I have had a few people ask me what it is like to be done having children. The last time I was asked that I literally stopped in my tracks in front of them to think for a few moments. I guess it hadn’t really sunk in yet that I was done having children. Harper just turned three-months-old on the 1st and everything still seems very new to me. So prior to that moment, I hadn’t really thought too much about “being done” and what that all means.
This past week, though, I started to feel the implications of what it means to be done. I felt envy towards the women I know who haven’t yet gotten to the point we are at. And I felt sadness that I will never again experience the anticipation of having a baby.
Good friends of ours were expecting their third baby on Friday and every day last week I would wonder if today would be the day they would have it.
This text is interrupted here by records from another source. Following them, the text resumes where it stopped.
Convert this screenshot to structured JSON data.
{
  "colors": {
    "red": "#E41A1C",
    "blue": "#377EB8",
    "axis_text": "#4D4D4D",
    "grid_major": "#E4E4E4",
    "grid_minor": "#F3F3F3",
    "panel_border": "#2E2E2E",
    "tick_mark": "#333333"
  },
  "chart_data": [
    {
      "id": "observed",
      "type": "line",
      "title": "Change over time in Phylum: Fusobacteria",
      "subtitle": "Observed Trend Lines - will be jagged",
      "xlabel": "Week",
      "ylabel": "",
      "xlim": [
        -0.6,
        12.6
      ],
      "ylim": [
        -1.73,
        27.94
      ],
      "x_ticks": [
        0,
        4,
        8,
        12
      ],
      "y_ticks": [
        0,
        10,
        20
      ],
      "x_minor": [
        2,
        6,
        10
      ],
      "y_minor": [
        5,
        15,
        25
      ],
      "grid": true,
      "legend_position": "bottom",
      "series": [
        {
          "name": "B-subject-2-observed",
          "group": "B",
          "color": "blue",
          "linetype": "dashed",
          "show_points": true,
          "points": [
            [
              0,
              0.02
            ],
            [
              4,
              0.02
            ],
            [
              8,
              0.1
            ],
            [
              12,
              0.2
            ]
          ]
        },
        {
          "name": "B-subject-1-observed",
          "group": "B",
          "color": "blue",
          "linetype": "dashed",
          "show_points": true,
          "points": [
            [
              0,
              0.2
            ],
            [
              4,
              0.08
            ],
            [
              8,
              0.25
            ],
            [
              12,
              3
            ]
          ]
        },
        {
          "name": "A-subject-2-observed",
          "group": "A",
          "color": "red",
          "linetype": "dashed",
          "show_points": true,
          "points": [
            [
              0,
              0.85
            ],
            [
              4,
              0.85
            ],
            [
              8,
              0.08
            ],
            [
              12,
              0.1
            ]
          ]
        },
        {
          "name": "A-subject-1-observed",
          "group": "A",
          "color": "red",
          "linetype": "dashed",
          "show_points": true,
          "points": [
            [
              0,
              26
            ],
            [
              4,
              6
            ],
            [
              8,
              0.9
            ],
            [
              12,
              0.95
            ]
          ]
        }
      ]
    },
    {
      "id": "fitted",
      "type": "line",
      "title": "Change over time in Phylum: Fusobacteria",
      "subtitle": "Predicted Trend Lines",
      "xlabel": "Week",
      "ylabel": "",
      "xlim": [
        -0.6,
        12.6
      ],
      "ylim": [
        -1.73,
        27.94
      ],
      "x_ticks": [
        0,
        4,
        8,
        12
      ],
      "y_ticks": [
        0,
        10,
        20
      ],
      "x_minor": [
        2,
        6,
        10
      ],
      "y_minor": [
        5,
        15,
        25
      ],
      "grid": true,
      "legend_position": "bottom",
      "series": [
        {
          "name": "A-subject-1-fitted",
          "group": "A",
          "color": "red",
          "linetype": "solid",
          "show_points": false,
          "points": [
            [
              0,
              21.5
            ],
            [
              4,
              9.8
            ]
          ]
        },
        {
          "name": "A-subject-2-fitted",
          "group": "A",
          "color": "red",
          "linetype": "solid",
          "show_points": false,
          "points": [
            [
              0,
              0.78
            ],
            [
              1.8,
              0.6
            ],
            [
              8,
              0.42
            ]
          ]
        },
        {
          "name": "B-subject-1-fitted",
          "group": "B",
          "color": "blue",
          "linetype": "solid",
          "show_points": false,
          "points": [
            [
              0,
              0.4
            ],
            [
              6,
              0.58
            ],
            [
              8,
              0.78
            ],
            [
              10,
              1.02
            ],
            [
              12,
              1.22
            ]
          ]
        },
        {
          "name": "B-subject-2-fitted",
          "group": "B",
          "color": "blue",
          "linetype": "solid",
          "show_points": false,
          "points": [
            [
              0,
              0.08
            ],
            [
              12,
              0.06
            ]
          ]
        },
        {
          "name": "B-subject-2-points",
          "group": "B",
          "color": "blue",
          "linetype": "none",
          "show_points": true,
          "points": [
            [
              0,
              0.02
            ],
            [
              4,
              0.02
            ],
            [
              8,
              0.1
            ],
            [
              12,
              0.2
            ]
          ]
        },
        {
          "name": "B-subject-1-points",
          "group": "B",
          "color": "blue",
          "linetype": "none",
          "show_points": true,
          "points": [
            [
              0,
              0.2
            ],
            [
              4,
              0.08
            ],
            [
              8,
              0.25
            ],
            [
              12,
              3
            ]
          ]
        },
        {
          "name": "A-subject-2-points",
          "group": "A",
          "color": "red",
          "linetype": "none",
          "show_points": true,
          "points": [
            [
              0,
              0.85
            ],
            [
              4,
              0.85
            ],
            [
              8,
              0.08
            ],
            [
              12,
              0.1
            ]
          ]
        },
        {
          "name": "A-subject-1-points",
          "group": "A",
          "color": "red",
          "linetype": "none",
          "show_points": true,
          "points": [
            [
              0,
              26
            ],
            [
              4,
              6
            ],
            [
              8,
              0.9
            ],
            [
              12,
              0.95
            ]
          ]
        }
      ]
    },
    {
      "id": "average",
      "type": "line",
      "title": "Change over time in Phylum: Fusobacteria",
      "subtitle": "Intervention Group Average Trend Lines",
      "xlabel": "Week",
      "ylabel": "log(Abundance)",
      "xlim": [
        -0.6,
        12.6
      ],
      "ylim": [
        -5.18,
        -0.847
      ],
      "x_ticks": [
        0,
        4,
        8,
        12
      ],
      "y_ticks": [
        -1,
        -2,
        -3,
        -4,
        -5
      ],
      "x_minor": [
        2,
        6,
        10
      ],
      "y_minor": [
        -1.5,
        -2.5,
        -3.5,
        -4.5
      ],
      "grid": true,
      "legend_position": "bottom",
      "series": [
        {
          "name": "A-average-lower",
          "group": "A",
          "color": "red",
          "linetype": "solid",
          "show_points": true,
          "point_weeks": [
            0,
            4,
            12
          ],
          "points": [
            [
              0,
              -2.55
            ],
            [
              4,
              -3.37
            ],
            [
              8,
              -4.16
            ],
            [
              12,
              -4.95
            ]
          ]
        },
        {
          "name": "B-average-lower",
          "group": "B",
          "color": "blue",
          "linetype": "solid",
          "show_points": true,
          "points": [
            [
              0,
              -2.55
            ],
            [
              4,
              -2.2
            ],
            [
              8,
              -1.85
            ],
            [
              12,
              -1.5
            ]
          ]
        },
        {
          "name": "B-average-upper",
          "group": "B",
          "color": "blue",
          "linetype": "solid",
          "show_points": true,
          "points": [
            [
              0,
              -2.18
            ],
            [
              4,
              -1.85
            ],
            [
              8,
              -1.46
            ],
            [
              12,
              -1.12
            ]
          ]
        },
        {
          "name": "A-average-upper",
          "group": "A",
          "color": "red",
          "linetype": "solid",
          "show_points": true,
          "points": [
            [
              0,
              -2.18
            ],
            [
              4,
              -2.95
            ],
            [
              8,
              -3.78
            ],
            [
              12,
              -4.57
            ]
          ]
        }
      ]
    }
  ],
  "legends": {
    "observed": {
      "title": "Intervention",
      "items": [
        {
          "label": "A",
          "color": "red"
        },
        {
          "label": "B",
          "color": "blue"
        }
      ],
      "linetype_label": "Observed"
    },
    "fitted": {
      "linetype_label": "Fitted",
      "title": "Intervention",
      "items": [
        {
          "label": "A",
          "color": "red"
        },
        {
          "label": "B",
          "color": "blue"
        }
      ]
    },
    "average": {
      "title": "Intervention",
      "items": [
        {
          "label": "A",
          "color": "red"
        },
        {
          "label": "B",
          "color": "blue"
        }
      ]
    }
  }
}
On Friday that day finally arrived and as I thought about my friend giving birth, it hit me that I will never again get to experience the pains of labor and the adrenaline rush of pushing out that child into the world. I would never again feel the feeling that comes with seeing my child for the first time and holding that new life on my chest. It was on Friday, that for the first time, I felt envy and sadness that my time had come and gone.
But then I had a revelation in a different kind of way that made me even more excited to be where I am today and grounded me in my circumstance. I think my revelation is something that I hope people can relate to whether they have one or four children. Instead of getting stuck in envy, I felt excited to be exactly where I am in life with my kids because I have never been here before. I thought, “I get to be a kid again through my kids”.
So much of the time I have felt as though I am trying to get through life rather than slow down enough to enjoy it. An example is the weekend. I really look forward to weekends because it means having my husband home and our entire family is together at once. During the week, in my anticipation of the weekend, I have found myself not enjoying the day-to-day and longing for the end of the day or the week to end just to have my husband at home, quite honestly, to lift my burden. But I realized, in longing for the day to end or the weekend to arrive, I was taking me out of my life in the moment with my kids.
What changed in my thinking happened when I enrolled Olivia in an after school art class. She is getting the opportunity to make things out of clay and then paint them just as I did as a child. Simply having her in that class is giving me the opportunity to witness it and in a way to be a part of it again.
Similarly my girls are in dance classes, and while I didn’t take dance growing up, I feel like I am getting to share in that experience with them too. We play the song for Olivia’s recital and dance around the house to it.
I also get to play Barbie’s again, learn to ride a bike again, draw and paint again, laugh at silly things again, pick flowers again, look at bugs again. I get to do all these things again just because I have these little children in my life!
I cannot even begin to convey how excited I am about this new line of thinking. Instead of feeling dragged down by sadness or envy for never again having the experience of having a baby, I am seeing the amazing opportunity in front of me to enjoy what I have and to enjoy being a kid again through my children. Even if it is just to witness their first time doing something or experiencing something new, I am so grateful for this awakening because it is coming to me at a time where I am already seeing the scary truth to the cliché of “it all goes by so quickly”
Today will be filled with playdates, coloring, dancing to their favorite songs, Rocky’s new found love for Yo Gabba Gabba (which she calls Gaga Gaga), Rocky’s request for “hot dog dinner”, putting a dress on Barbie, snacks, naps, diaper changes, milk, milk, and more milk, and probably some fights over who gets to use the iPad. Even thought my day will undoubtedly have it’s challenges with whining, arguing, and maybe a tantrum or two, I know it will be different than the day before. There will be something new, something exciting, or something precious. It’s a Sunday, but something tells me that today I am not going to let it pass by wasted as I sit around longing for another weekend to begin.